|
Feature-aided target verification is a challenging field of research, with the potential to yield significant increases in the
confidence of re-established target tracks after kinematic confusion events. Using appropriate control algorithms
airborne multi-mode radars can acquire a library of HRR (High Range Resolution) profiles for targets as they are
tracked. When a kinematic confusion event occurs, such as a vehicle dropping below MDV (Minimum Detectable
Velocity) for some period of time, or two target tracks crossing, it is necessary to utilize feature-aided tracking methods
to correctly associate post-confusion tracks with pre-confusion tracks. Many current HRR profile target recognition
methods focus on statistical characteristics of either individual profiles or sets of profiles taken over limited viewing
angles. These methods have not proven to be very effective when the pre- and post- confusion libraries do not overlap in
azimuth angle.
To address this issue we propose a new approach to target recognition from HRR profiles. We present an algorithm that
generates 2-D imagery of targets from the pre- and post-confusion libraries. These images are subsequently used as the
input to a target recognition/classifier process.
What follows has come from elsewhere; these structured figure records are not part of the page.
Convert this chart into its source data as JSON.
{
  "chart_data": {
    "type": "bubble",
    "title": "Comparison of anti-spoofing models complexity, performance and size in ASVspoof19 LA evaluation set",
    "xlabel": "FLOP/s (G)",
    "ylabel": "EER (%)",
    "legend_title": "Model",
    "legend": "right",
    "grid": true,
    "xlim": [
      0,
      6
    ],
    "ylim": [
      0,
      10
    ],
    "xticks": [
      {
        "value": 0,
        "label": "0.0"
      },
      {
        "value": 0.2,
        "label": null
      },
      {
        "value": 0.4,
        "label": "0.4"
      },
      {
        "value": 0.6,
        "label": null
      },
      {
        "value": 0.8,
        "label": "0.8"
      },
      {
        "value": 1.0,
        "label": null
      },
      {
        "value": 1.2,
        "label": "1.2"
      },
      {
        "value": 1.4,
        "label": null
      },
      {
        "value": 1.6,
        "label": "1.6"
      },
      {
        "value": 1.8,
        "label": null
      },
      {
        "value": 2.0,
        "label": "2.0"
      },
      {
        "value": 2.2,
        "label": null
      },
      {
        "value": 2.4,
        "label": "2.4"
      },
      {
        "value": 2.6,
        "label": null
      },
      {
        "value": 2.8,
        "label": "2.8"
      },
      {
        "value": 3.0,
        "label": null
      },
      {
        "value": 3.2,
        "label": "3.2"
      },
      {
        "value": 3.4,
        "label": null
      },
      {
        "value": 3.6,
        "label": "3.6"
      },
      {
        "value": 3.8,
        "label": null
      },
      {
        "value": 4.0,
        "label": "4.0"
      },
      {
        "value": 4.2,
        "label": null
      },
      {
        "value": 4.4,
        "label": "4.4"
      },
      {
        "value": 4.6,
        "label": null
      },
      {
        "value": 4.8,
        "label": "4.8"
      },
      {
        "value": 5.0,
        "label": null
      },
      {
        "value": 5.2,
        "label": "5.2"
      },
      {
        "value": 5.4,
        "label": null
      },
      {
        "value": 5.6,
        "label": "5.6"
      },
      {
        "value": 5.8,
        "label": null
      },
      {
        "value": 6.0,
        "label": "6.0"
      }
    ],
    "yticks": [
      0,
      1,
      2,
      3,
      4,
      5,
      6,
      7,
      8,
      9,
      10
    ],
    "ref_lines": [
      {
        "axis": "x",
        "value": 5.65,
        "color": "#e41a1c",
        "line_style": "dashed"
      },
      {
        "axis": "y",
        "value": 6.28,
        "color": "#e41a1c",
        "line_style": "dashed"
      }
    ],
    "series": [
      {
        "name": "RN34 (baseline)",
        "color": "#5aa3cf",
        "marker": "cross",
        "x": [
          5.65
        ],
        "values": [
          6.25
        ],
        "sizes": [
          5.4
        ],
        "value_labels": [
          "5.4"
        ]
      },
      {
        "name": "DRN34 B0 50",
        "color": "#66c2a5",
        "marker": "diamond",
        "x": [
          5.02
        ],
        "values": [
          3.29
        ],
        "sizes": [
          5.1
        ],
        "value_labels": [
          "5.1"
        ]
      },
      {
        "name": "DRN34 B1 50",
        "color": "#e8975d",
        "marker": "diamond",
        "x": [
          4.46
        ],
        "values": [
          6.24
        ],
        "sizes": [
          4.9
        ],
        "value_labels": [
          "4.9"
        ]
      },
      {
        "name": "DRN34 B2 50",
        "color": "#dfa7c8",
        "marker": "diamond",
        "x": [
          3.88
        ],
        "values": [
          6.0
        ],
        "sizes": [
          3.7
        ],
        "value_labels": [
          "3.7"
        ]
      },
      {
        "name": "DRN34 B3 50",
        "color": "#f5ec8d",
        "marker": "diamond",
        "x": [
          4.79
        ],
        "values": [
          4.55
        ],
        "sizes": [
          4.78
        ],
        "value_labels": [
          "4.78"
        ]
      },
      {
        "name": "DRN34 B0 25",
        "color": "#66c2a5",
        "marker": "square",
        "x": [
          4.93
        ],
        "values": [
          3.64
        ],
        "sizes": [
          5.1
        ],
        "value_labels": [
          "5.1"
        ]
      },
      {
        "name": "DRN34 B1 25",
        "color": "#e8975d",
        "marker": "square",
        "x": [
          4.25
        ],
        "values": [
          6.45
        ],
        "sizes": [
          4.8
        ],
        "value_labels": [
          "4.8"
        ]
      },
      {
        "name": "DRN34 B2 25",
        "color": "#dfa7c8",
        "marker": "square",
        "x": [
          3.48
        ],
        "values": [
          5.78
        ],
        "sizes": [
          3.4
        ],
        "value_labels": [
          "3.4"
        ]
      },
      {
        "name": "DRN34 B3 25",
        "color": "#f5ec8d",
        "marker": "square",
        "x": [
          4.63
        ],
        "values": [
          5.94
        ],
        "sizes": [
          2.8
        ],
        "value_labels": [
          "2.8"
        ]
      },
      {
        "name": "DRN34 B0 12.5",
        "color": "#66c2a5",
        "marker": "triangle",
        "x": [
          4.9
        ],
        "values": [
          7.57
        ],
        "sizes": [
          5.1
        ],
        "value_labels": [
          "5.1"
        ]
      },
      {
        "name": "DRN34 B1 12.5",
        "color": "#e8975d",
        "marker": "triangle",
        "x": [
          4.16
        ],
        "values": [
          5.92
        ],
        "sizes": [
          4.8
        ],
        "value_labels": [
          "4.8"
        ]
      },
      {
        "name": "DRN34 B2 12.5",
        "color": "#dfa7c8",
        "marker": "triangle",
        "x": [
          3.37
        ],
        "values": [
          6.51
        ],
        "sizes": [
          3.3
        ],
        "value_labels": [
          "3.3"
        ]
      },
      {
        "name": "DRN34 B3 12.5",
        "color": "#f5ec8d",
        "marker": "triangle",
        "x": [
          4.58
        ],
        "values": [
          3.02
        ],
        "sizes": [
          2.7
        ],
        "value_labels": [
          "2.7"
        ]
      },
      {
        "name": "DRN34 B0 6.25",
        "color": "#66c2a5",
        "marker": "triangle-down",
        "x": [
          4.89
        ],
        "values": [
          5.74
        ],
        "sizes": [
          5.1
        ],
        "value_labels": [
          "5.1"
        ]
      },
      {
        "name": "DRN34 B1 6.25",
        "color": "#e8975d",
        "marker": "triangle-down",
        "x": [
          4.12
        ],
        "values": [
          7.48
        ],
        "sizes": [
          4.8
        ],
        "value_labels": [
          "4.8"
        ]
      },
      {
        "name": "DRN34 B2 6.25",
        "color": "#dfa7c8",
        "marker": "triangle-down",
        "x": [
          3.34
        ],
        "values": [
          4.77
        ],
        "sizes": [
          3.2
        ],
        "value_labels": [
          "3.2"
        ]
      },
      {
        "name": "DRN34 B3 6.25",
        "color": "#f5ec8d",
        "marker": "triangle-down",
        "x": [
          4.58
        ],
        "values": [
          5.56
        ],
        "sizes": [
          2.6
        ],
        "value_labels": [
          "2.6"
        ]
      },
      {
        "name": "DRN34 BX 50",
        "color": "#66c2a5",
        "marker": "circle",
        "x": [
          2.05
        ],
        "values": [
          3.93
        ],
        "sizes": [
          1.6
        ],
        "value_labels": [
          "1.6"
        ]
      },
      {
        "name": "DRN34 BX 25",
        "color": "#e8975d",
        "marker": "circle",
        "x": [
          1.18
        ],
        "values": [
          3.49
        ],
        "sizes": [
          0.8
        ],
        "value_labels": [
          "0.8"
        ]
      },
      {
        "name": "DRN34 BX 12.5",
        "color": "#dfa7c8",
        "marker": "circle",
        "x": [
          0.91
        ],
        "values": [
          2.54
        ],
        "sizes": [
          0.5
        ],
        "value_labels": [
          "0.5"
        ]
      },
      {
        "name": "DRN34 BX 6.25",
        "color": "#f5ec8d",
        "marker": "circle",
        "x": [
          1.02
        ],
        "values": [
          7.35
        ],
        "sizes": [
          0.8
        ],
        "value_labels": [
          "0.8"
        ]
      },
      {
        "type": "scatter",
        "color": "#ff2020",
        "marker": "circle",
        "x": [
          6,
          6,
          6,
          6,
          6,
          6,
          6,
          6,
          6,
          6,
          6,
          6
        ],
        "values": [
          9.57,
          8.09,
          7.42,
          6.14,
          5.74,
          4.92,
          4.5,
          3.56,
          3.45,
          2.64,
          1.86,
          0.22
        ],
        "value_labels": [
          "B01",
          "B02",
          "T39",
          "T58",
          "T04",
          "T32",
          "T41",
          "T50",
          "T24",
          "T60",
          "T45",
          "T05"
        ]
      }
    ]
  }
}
Since, center-aligned HRR Profiles, while ideal for processing, are not
easily computed in field systems, as they require the airborne platform's center of rotation to line up with the geometric
center of the moving target (this is impossible when multiple targets are being tracked), our algorithm is designed to
work with HRR profiles that are aligned to the leading edge (the first detection above a threshold, commonly referred to
as Edge-Aligned HRR profiles).
Our simulated results demonstrate the effectiveness of this method for classifying target vehicles based on simulations
using both overlapping and non-overlapping HRR profile sets. The algorithm was tested on several test cases using an
input set of .28 m resolution XPATCH generated HRR profiles of 20 test vehicles (civilian and military) at various
elevation angles.
|